BUGÜN 11 EKİM DÜNYA KIZ ÇOCUKLARI GÜNÜ!
Dünya Kız Çocukları Günü, her yıl 11 Ekim'de dünya çapında kutlanan bir gündür. 2012'de Birleşmiş Milletler tarafından alınan bir kararla, kız çocuklarının cinsiyetlerinden ötürü maruz kaldığı eşitsizlik konusundaki farkındalığın artırılması amacıyla kutlanmaya başlamıştır. Eğitim hakkı, beslenme, yasal haklar, kadına yönelik şiddet ve zorla evlilik konuları da Dünya Kız Çocukları Günü kapsamında gündeme taşınmaktadır.
Dedi ki:
Tam da neden özellikle kız çocukları günü diyecektim ki, açıkladınız zaten.
Dedim ki:
Bunlara konuşmanın ikeriki safhalarında tekrar değiniriz.
Dedi ki:
Çocuk üzerine genel bir giriş yapar mısınız?
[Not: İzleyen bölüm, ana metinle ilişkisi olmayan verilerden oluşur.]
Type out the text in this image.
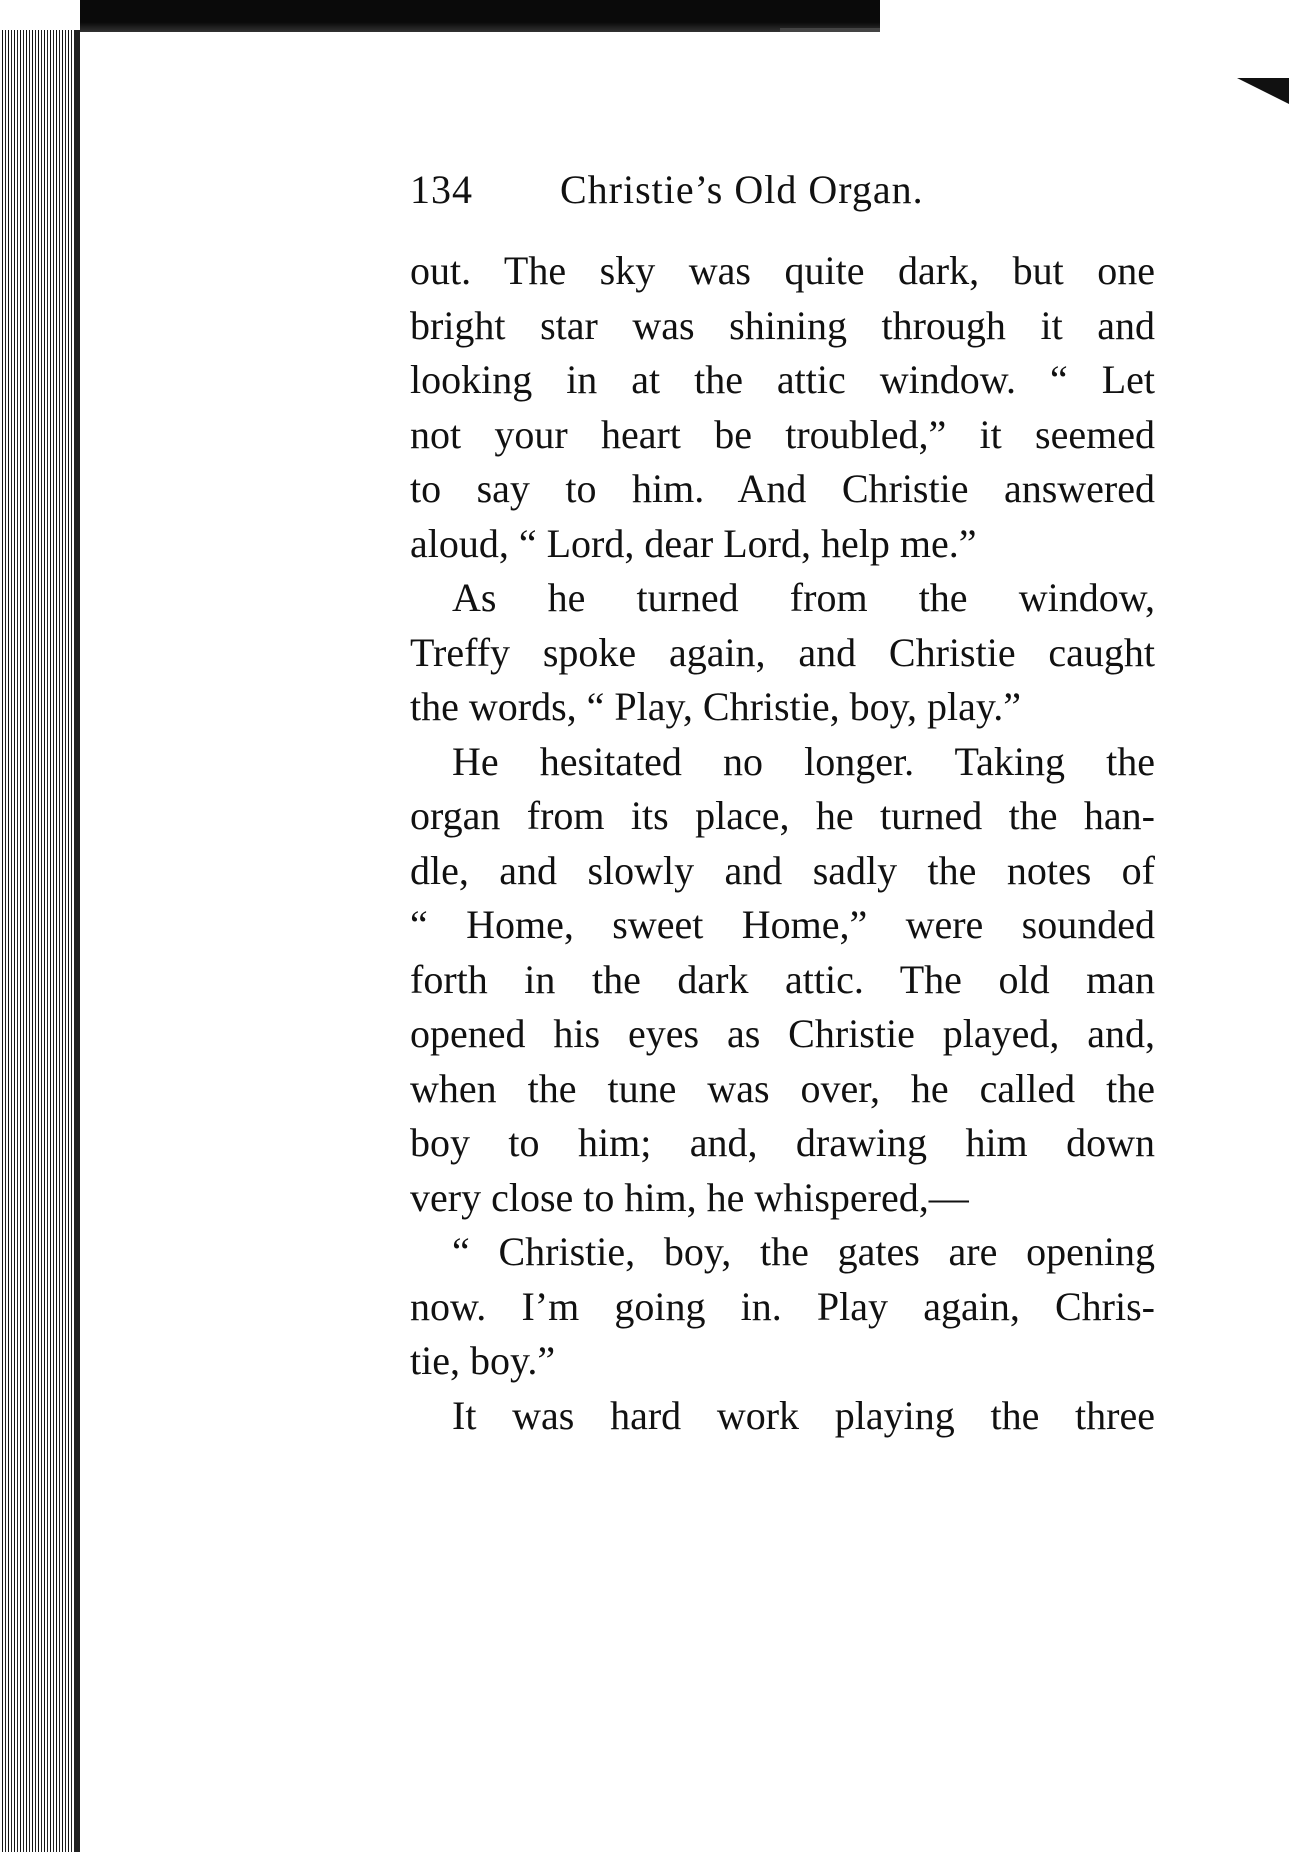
134	Christie’s Old Organ.

out. The sky was quite dark, but one
bright star was shining through it and
looking in at the attic window. “ Let
not your heart be troubled,” it seemed
to say to him. And Christie answered
aloud, “ Lord, dear Lord, help me.”

As he turned from the window,
Treffy spoke again, and Christie caught
the words, “ Play, Christie, boy, play.”

He hesitated no longer. Taking the
organ from its place, he turned the han-
dle, and slowly and sadly the notes of
“ Home, sweet Home,” were sounded
forth in the dark attic. The old man
opened his eyes as Christie played, and,
when the tune was over, he called the
boy to him; and, drawing him down
very close to him, he whispered,—

“ Christie, boy, the gates are opening
now. I’m going in. Play again, Chris-
tie, boy.”

It was hard work playing the three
Sorularımı anlatımlarınızdan üretmek istiyorum.
Dedim ki:
Tamam çocuk. Anlatalım bakalım
Dedi ki:
Babaaaa
Dedim ki:
Ama 17 yaşındasın ve yaslara göre çocuksun. ( 5395 sayılı Çocuk Koruma Kanununun (ÇKK) 3/1-a maddesi uyarınca daha erken yaşta ergin olsa bile, 18 yaşını doldurmamış kişi çocuktur.)
Dedi ki:
Anladım. Hadi o halde dinliyorum sizi.
Dedim ki:
Öncelikle bir kaç teknik bilgi ile başlayalım. Daha sonra "dünyada çocuk olmak" ile ilgili genel bir paylaşım yapalım.
Dedi ki:
Biraz bekler misiniz? Kağıt kalem getireyim. Not almak istiyorum.
Dedim ki:
İyi olur. Çünkü not almak iyi bir pekiştirme yoludur. Çocuklarla ilgili en önemli çalışmaları yapan Gelişim psikologlarıdır. Kimisi zihinsel açıdan ele almış, kimisi oyun, kimisi kişilik, kimisi fiziksel kimisi de ahlaki olarak... Hemen hemen hepsinin ortak noktası "kişiliğin çocuklukta şekillendiği" önermesidir.
Dedi ki:
Yani şuan sizin şuan ki yapınızın kökeninde çocukluk dönemi yaşantıların etkisi mi var?
Dedim ki:
Elbette ki, yaşam kendi sürekliliği içinde bir bütündür ama evet, çocukluk dönemi gelişim şeması baskındır.
Dedi ki:
O halde, "ağaç yaş iken eğilir" sözü tam da buna uygun olur.
Dedim ki:
Harika bir tespit. Psikolojide buna "kritik dönem" der.
Dedi ki:
Tam anlamıyla nedir kritik dönem dediğiniz şey?
Dedim ki:
Bazı davranışların yapılması elzem olduğu dönemler/zamanlar vardır. İşte o davranış o dönemde/zamanda yapılmazsa davranışın sonraki çevrelerinde sıkıntı doğar.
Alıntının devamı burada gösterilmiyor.